To date, many authors also have identified that application of the Zero-P spacer can provide favorable clinical outcomes after ACDF. Wang et al.17) reported a retrospective study that both the Zero-P spacer and traditional titanium plate with cage were effective for single level cervical spondylotic myelopathy, but that the Zero-P spacer was associated with less dysphagia. The authors also conjectured that application of the Zero-P spacer might reduce adjacent level spondylosis since these devices conveyed less stress to adjacent level. Li et al.11) studied a prospective and randomized clinical trial compared the clinical outcomes between the Zero-P and CCP devices. The Zero-P spacer was superior to the CCP device in reducing the post-operative speed of degeneration. The authors also analyzed post-operative dysphagia using the dysphagia score2) at 1, 3, 6, and 12 months after surgery. Dysphagia scores were low in the Zero-P group at every follow-up. However, no statistically differences were evident between the groups at 12 months follow-up, while 4 patients still suffered from mild dysphagia in the CCP group. Barbagallo et al.1) prospectively analyzed a series of patients treated with single- or multi-level ACDF with the Zero-P spacer for up to 4 years after surgery. They concluded that the Zero-P spacer was judged safe and efficient, even in multilevel ACDF as focused on radiological outcomes, complications, and technical hints.
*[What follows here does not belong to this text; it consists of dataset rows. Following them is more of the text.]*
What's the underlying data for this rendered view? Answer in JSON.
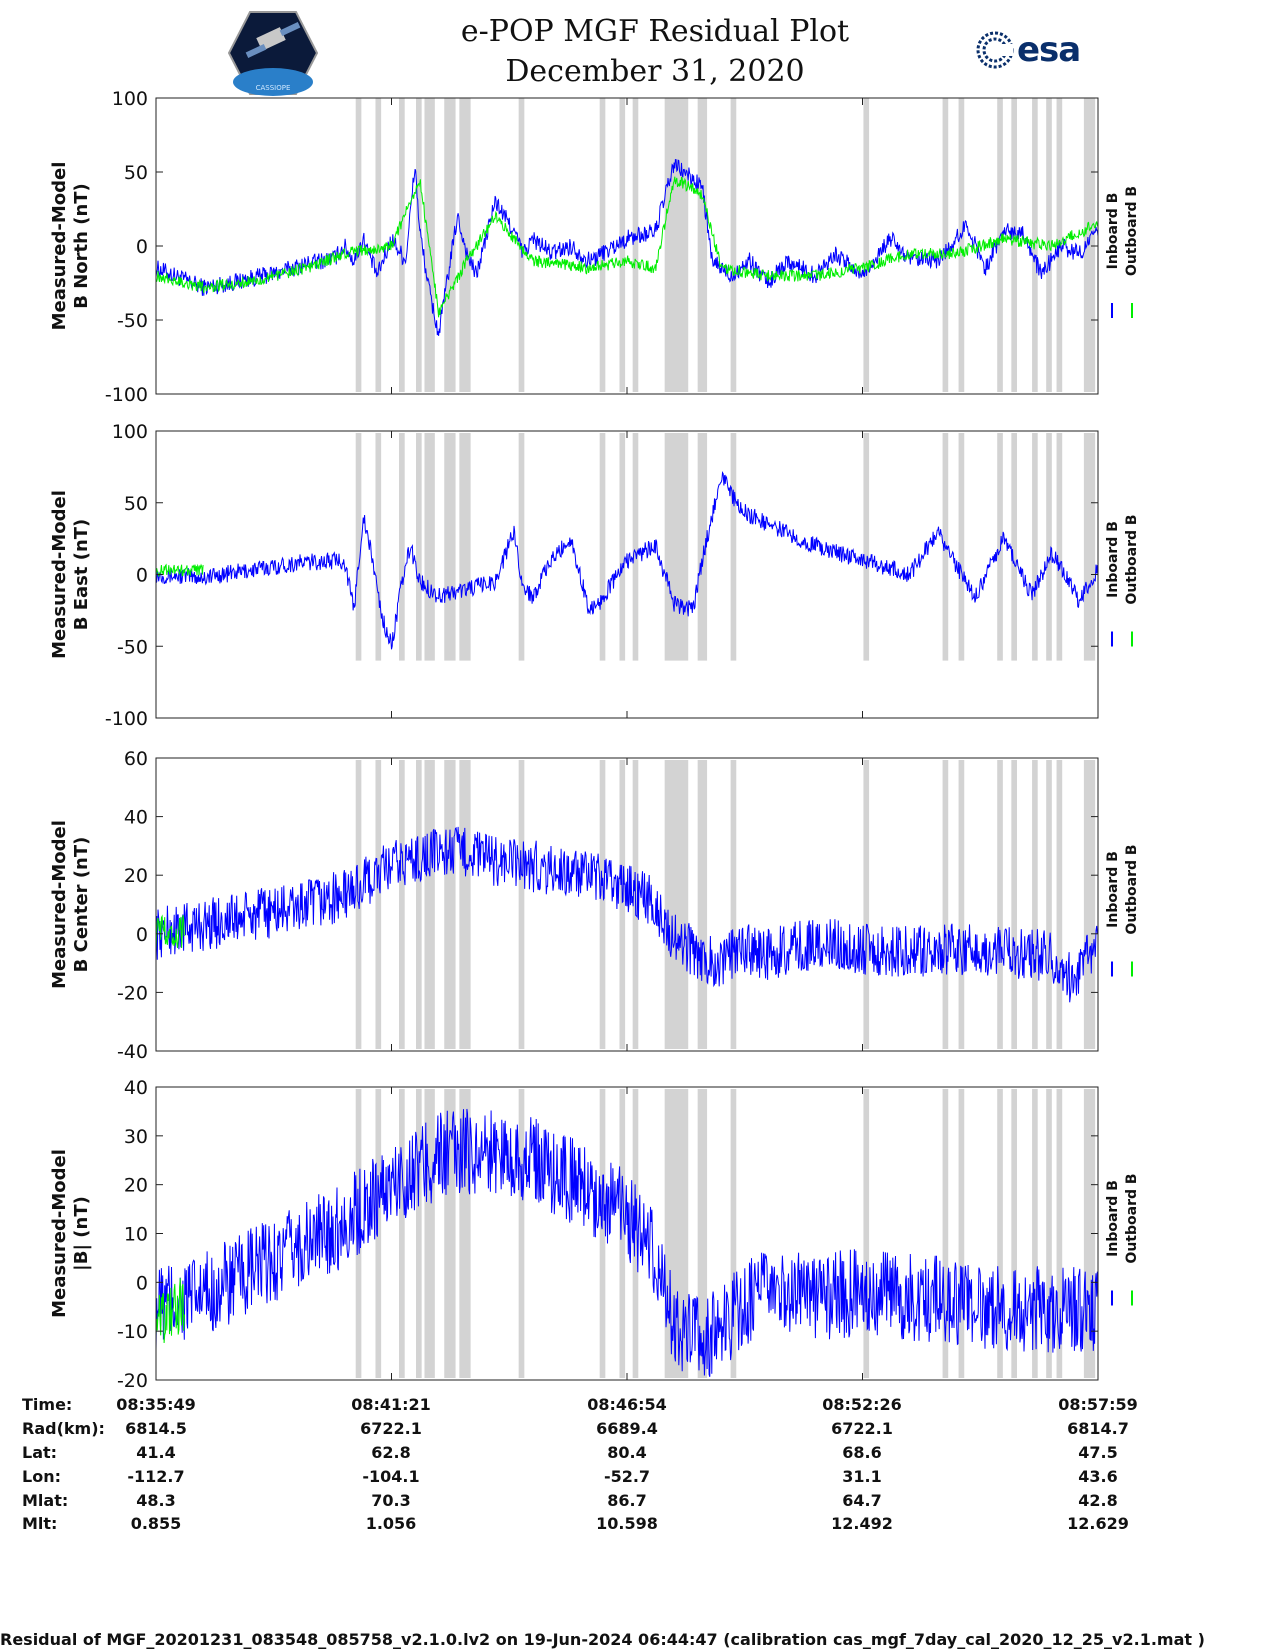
{
  "header": {
    "title_line1": "e-POP MGF Residual Plot",
    "title_line2": "December 31, 2020",
    "left_logo_text": "CASSIOPE",
    "right_logo_text": "esa"
  },
  "colors": {
    "inboard": "#0000ff",
    "outboard": "#00ee00",
    "shade": "#d3d3d3"
  },
  "chart_data": [
    {
      "type": "line",
      "ylabel_line1": "Measured-Model",
      "ylabel_line2": "B North (nT)",
      "ylim": [
        -100,
        100
      ],
      "yticks": [
        -100,
        -50,
        0,
        50,
        100
      ],
      "series": [
        {
          "name": "Inboard B",
          "color": "#0000ff",
          "x": [
            0,
            0.02,
            0.05,
            0.08,
            0.1,
            0.13,
            0.16,
            0.19,
            0.2,
            0.21,
            0.22,
            0.235,
            0.25,
            0.265,
            0.275,
            0.28,
            0.29,
            0.3,
            0.31,
            0.32,
            0.33,
            0.34,
            0.36,
            0.38,
            0.39,
            0.4,
            0.42,
            0.44,
            0.46,
            0.5,
            0.53,
            0.55,
            0.57,
            0.58,
            0.59,
            0.6,
            0.61,
            0.63,
            0.65,
            0.67,
            0.7,
            0.72,
            0.75,
            0.78,
            0.8,
            0.83,
            0.85,
            0.86,
            0.88,
            0.9,
            0.92,
            0.94,
            0.96,
            0.98,
            1.0
          ],
          "y": [
            -15,
            -20,
            -28,
            -25,
            -22,
            -18,
            -12,
            -8,
            0,
            -10,
            5,
            -20,
            5,
            -10,
            55,
            10,
            -30,
            -60,
            -20,
            20,
            -5,
            -20,
            30,
            10,
            -5,
            5,
            -5,
            0,
            -10,
            5,
            10,
            55,
            45,
            40,
            -10,
            -15,
            -20,
            -10,
            -25,
            -10,
            -20,
            -5,
            -20,
            5,
            -10,
            -10,
            5,
            15,
            -15,
            10,
            10,
            -20,
            0,
            -5,
            10
          ]
        },
        {
          "name": "Outboard B",
          "color": "#00ee00",
          "x": [
            0,
            0.05,
            0.1,
            0.16,
            0.2,
            0.25,
            0.28,
            0.3,
            0.33,
            0.36,
            0.4,
            0.46,
            0.5,
            0.53,
            0.55,
            0.58,
            0.6,
            0.65,
            0.7,
            0.75,
            0.8,
            0.85,
            0.9,
            0.95,
            1.0
          ],
          "y": [
            -20,
            -28,
            -24,
            -15,
            -5,
            0,
            45,
            -45,
            -10,
            20,
            -10,
            -15,
            -10,
            -15,
            45,
            35,
            -15,
            -20,
            -20,
            -15,
            -5,
            -5,
            5,
            0,
            15
          ]
        }
      ],
      "shade_intervals": [
        [
          0.212,
          0.218
        ],
        [
          0.233,
          0.239
        ],
        [
          0.258,
          0.264
        ],
        [
          0.276,
          0.282
        ],
        [
          0.285,
          0.296
        ],
        [
          0.306,
          0.318
        ],
        [
          0.322,
          0.334
        ],
        [
          0.385,
          0.391
        ],
        [
          0.471,
          0.477
        ],
        [
          0.492,
          0.498
        ],
        [
          0.506,
          0.512
        ],
        [
          0.54,
          0.565
        ],
        [
          0.575,
          0.585
        ],
        [
          0.61,
          0.616
        ],
        [
          0.751,
          0.757
        ],
        [
          0.835,
          0.841
        ],
        [
          0.852,
          0.858
        ],
        [
          0.893,
          0.899
        ],
        [
          0.908,
          0.914
        ],
        [
          0.93,
          0.936
        ],
        [
          0.945,
          0.951
        ],
        [
          0.956,
          0.962
        ],
        [
          0.985,
          0.997
        ]
      ]
    },
    {
      "type": "line",
      "ylabel_line1": "Measured-Model",
      "ylabel_line2": "B East (nT)",
      "ylim": [
        -100,
        100
      ],
      "yticks": [
        -100,
        -50,
        0,
        50,
        100
      ],
      "series": [
        {
          "name": "Inboard B",
          "color": "#0000ff",
          "x": [
            0,
            0.05,
            0.1,
            0.15,
            0.2,
            0.21,
            0.22,
            0.23,
            0.24,
            0.25,
            0.26,
            0.27,
            0.28,
            0.3,
            0.33,
            0.36,
            0.38,
            0.39,
            0.4,
            0.42,
            0.44,
            0.46,
            0.47,
            0.5,
            0.53,
            0.55,
            0.57,
            0.58,
            0.6,
            0.62,
            0.65,
            0.7,
            0.75,
            0.8,
            0.83,
            0.85,
            0.87,
            0.9,
            0.93,
            0.95,
            0.97,
            0.98,
            1.0
          ],
          "y": [
            0,
            -2,
            3,
            8,
            10,
            -25,
            40,
            10,
            -30,
            -50,
            -10,
            20,
            -5,
            -15,
            -10,
            -5,
            30,
            -10,
            -15,
            10,
            25,
            -25,
            -20,
            10,
            20,
            -20,
            -25,
            10,
            70,
            45,
            35,
            20,
            10,
            0,
            30,
            5,
            -15,
            25,
            -15,
            15,
            -5,
            -20,
            5
          ]
        },
        {
          "name": "Outboard B",
          "color": "#00ee00",
          "x": [
            0,
            0.015,
            0.03,
            0.05
          ],
          "y": [
            2,
            4,
            3,
            3
          ]
        }
      ],
      "shade_intervals": [
        [
          0.212,
          0.218
        ],
        [
          0.233,
          0.239
        ],
        [
          0.258,
          0.264
        ],
        [
          0.276,
          0.282
        ],
        [
          0.285,
          0.296
        ],
        [
          0.306,
          0.318
        ],
        [
          0.322,
          0.334
        ],
        [
          0.385,
          0.391
        ],
        [
          0.471,
          0.477
        ],
        [
          0.492,
          0.498
        ],
        [
          0.506,
          0.512
        ],
        [
          0.54,
          0.565
        ],
        [
          0.575,
          0.585
        ],
        [
          0.61,
          0.616
        ],
        [
          0.751,
          0.757
        ],
        [
          0.835,
          0.841
        ],
        [
          0.852,
          0.858
        ],
        [
          0.893,
          0.899
        ],
        [
          0.908,
          0.914
        ],
        [
          0.93,
          0.936
        ],
        [
          0.945,
          0.951
        ],
        [
          0.956,
          0.962
        ],
        [
          0.985,
          0.997
        ]
      ]
    },
    {
      "type": "line",
      "ylabel_line1": "Measured-Model",
      "ylabel_line2": "B Center (nT)",
      "ylim": [
        -40,
        60
      ],
      "yticks": [
        -40,
        -20,
        0,
        20,
        40,
        60
      ],
      "series": [
        {
          "name": "Inboard B",
          "color": "#0000ff",
          "x": [
            0,
            0.05,
            0.1,
            0.15,
            0.2,
            0.25,
            0.28,
            0.3,
            0.33,
            0.36,
            0.4,
            0.45,
            0.5,
            0.53,
            0.55,
            0.58,
            0.6,
            0.62,
            0.65,
            0.7,
            0.75,
            0.8,
            0.85,
            0.9,
            0.95,
            0.97,
            1.0
          ],
          "y": [
            0,
            3,
            6,
            9,
            13,
            23,
            26,
            28,
            28,
            25,
            23,
            20,
            16,
            10,
            -2,
            -8,
            -10,
            -5,
            -7,
            -3,
            -5,
            -6,
            -5,
            -6,
            -8,
            -15,
            -5
          ]
        },
        {
          "name": "Outboard B",
          "color": "#00ee00",
          "x": [
            0,
            0.01,
            0.02,
            0.03
          ],
          "y": [
            0,
            2,
            -2,
            1
          ]
        }
      ],
      "shade_intervals": [
        [
          0.212,
          0.218
        ],
        [
          0.233,
          0.239
        ],
        [
          0.258,
          0.264
        ],
        [
          0.276,
          0.282
        ],
        [
          0.285,
          0.296
        ],
        [
          0.306,
          0.318
        ],
        [
          0.322,
          0.334
        ],
        [
          0.385,
          0.391
        ],
        [
          0.471,
          0.477
        ],
        [
          0.492,
          0.498
        ],
        [
          0.506,
          0.512
        ],
        [
          0.54,
          0.565
        ],
        [
          0.575,
          0.585
        ],
        [
          0.61,
          0.616
        ],
        [
          0.751,
          0.757
        ],
        [
          0.835,
          0.841
        ],
        [
          0.852,
          0.858
        ],
        [
          0.893,
          0.899
        ],
        [
          0.908,
          0.914
        ],
        [
          0.93,
          0.936
        ],
        [
          0.945,
          0.951
        ],
        [
          0.956,
          0.962
        ],
        [
          0.985,
          0.997
        ]
      ]
    },
    {
      "type": "line",
      "ylabel_line1": "Measured-Model",
      "ylabel_line2": "|B| (nT)",
      "ylim": [
        -20,
        40
      ],
      "yticks": [
        -20,
        -10,
        0,
        10,
        20,
        30,
        40
      ],
      "series": [
        {
          "name": "Inboard B",
          "color": "#0000ff",
          "x": [
            0,
            0.05,
            0.1,
            0.15,
            0.2,
            0.25,
            0.3,
            0.35,
            0.4,
            0.45,
            0.5,
            0.53,
            0.55,
            0.57,
            0.6,
            0.62,
            0.65,
            0.7,
            0.75,
            0.8,
            0.85,
            0.9,
            0.95,
            1.0
          ],
          "y": [
            -5,
            -3,
            2,
            7,
            12,
            20,
            26,
            27,
            25,
            20,
            14,
            5,
            -8,
            -12,
            -10,
            -5,
            -2,
            -3,
            -2,
            -3,
            -4,
            -5,
            -6,
            -5
          ]
        },
        {
          "name": "Outboard B",
          "color": "#00ee00",
          "x": [
            0,
            0.01,
            0.02,
            0.03
          ],
          "y": [
            -5,
            -7,
            -4,
            -6
          ]
        }
      ],
      "shade_intervals": [
        [
          0.212,
          0.218
        ],
        [
          0.233,
          0.239
        ],
        [
          0.258,
          0.264
        ],
        [
          0.276,
          0.282
        ],
        [
          0.285,
          0.296
        ],
        [
          0.306,
          0.318
        ],
        [
          0.322,
          0.334
        ],
        [
          0.385,
          0.391
        ],
        [
          0.471,
          0.477
        ],
        [
          0.492,
          0.498
        ],
        [
          0.506,
          0.512
        ],
        [
          0.54,
          0.565
        ],
        [
          0.575,
          0.585
        ],
        [
          0.61,
          0.616
        ],
        [
          0.751,
          0.757
        ],
        [
          0.835,
          0.841
        ],
        [
          0.852,
          0.858
        ],
        [
          0.893,
          0.899
        ],
        [
          0.908,
          0.914
        ],
        [
          0.93,
          0.936
        ],
        [
          0.945,
          0.951
        ],
        [
          0.956,
          0.962
        ],
        [
          0.985,
          0.997
        ]
      ]
    }
  ],
  "legend": {
    "inboard_label": "Inboard B",
    "outboard_label": "Outboard B"
  },
  "info_table": {
    "labels": [
      "Time:",
      "Rad(km):",
      "Lat:",
      "Lon:",
      "Mlat:",
      "Mlt:"
    ],
    "columns": [
      [
        "08:35:49",
        "6814.5",
        "41.4",
        "-112.7",
        "48.3",
        "0.855"
      ],
      [
        "08:41:21",
        "6722.1",
        "62.8",
        "-104.1",
        "70.3",
        "1.056"
      ],
      [
        "08:46:54",
        "6689.4",
        "80.4",
        "-52.7",
        "86.7",
        "10.598"
      ],
      [
        "08:52:26",
        "6722.1",
        "68.6",
        "31.1",
        "64.7",
        "12.492"
      ],
      [
        "08:57:59",
        "6814.7",
        "47.5",
        "43.6",
        "42.8",
        "12.629"
      ]
    ]
  },
  "footer": "Residual of MGF_20201231_083548_085758_v2.1.0.lv2 on 19-Jun-2024 06:44:47 (calibration cas_mgf_7day_cal_2020_12_25_v2.1.mat )"
}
Presently, there was a complication with screw loosening in a Zero-P spacer used in. 51-year-old patient who suffered from typical symptoms of cervical intervertebral disc herniation including neck pain and radiating pain. ACDF was at the C5-6 level with the Zero-P spacer. After the operation, he recovered appropriately without any complications. However, he complained of radiating pain on left C6 dermatome 1 month after the operation. Radiologic findings revealed loosening and nonunion of the left upper screw from the vertebral body (Fig. 3). Insufficient screw length and low screw instrumentation angle were thought to be the reasons. We had prepared for the second operation to correct the loosen screws. However, the patient refused additional management and was lost from follow-up. To the best our knowledge, no other such case has been reported. More studies would be need-ed for confirming the suggested reasons of non-union.

Fig. 3.

Fig. 3

Plain films demonstrated the loosening and nonunion of screws to the vertebral body. A : On the day of the operation. B : One-month post-operatively.

This study has several limitations. More patients and longer follow-up are required to confirm our hypothesis. Analysis of two or more operation levels would be helpful for understanding the advantages of this instrument. Despite these limitations, the study demonstrates the efficacy and satisfactory clinical outcomes of the Zero-P spacer. As another limtation, prevertebral structures are different between the upper cervical and lower cervical vertebrae. At the upper cervical level, only the posterior wall of the hypopharynx comprise the prevertebral structures. On the contrary, more complex structures as transverse arytenoid muscle, larynx, trachea and esophagus are components of the prevertebral structures at the lower cervical level. Thus, the calculated subtractions may be influenced by these differences. More detailed analysis of the relationship between the components of each operative level and soft tissue swelling is necessary for the definitive conclusions. Finally, although there was a statistically difference of EBL between the two groups, we consider that its standard deviation was too large to conclude significance. This result might be due to different anesthesiologist's records of EBL.

CONCLUSION

ACDF is a verified procedure in the treatment of cervical disc disease. In this study, both Zero-P and CCP devices were effective for single level ACDF, and application of the Zero-P spacer resulted in minimal prevertebral soft tissue swelling and decreased post-operative dysphagia 6 months after the operation. Additional long-term follow-up, larger scale, prospective, randomized controlled studies may be helpful for determining this conclusion.

Acknowledgements

This study was supported by Research institute for Convergence of biomedical science and technology (30-2012-009), Pusan National University Yangsan Hospital.